Je suis certain que vous commencez maintenant à comprendre à quel péril nous avons échappé. Alors je pense qu’il serait temps de rendre un hommage appuyé à ceux et celles qui au fil des siècles, ont fait évoluer la langue écrite pour nous la rendre plus aisément compréhensible. A l’heure où les smiley réduisent la communication écrite à des sourires niais ou des grimaces tout aussi futées, je demande, j’exige, qu’on crée une Journée à la mémoire du point, de la virgule, du tiret et de tous ces signes gracieux auxquels nous devons tant, mais auxquels nous ne pensons jamais.   

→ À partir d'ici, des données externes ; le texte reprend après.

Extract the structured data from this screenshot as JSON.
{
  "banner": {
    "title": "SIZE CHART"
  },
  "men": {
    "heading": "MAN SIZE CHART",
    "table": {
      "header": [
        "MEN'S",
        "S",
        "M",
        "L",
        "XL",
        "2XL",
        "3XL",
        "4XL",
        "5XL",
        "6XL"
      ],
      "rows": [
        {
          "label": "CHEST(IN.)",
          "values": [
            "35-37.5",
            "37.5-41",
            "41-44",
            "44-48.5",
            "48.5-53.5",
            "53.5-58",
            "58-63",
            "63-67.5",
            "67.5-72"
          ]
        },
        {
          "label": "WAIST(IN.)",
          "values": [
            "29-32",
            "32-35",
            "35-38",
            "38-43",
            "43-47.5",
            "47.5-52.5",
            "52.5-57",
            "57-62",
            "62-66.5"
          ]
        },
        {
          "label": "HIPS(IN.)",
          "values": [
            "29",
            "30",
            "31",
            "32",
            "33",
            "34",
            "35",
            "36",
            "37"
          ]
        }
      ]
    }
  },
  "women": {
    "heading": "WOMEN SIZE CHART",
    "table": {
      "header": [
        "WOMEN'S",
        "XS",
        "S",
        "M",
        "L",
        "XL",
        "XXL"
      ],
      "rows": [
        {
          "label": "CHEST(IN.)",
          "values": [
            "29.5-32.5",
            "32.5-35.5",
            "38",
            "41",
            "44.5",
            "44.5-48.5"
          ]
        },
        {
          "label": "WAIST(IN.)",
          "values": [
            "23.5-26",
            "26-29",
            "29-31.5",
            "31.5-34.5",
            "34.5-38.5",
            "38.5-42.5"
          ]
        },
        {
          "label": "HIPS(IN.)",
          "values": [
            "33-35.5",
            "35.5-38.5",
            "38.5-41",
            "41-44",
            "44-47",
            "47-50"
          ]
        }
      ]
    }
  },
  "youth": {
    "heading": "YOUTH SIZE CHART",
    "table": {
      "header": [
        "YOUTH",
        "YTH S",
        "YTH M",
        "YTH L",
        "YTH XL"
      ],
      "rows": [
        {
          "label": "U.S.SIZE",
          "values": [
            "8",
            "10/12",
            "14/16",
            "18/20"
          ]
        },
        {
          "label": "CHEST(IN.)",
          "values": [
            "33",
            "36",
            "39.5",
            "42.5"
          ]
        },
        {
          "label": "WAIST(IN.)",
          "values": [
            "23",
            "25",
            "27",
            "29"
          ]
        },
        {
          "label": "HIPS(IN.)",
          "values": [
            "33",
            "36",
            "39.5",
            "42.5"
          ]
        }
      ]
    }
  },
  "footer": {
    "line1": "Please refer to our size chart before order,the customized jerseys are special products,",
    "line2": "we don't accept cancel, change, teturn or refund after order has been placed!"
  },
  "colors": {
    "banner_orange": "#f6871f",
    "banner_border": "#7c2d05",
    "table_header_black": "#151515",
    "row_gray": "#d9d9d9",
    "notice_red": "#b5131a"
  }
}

Avant de vous quitter, sachant que votre temps est compté et que vous n’avez pas cherché à décrypter le texte donné ci-dessus en exemple à mon propos, je vous en donne la version lisible. Il s’agit des premières lignes d’un opuscule d’Octave Mirbeau (1848-1917), titré La grève des électeurs. Aucun rapport avec une actualité récente. Encore que rien ne soit jamais sûr.  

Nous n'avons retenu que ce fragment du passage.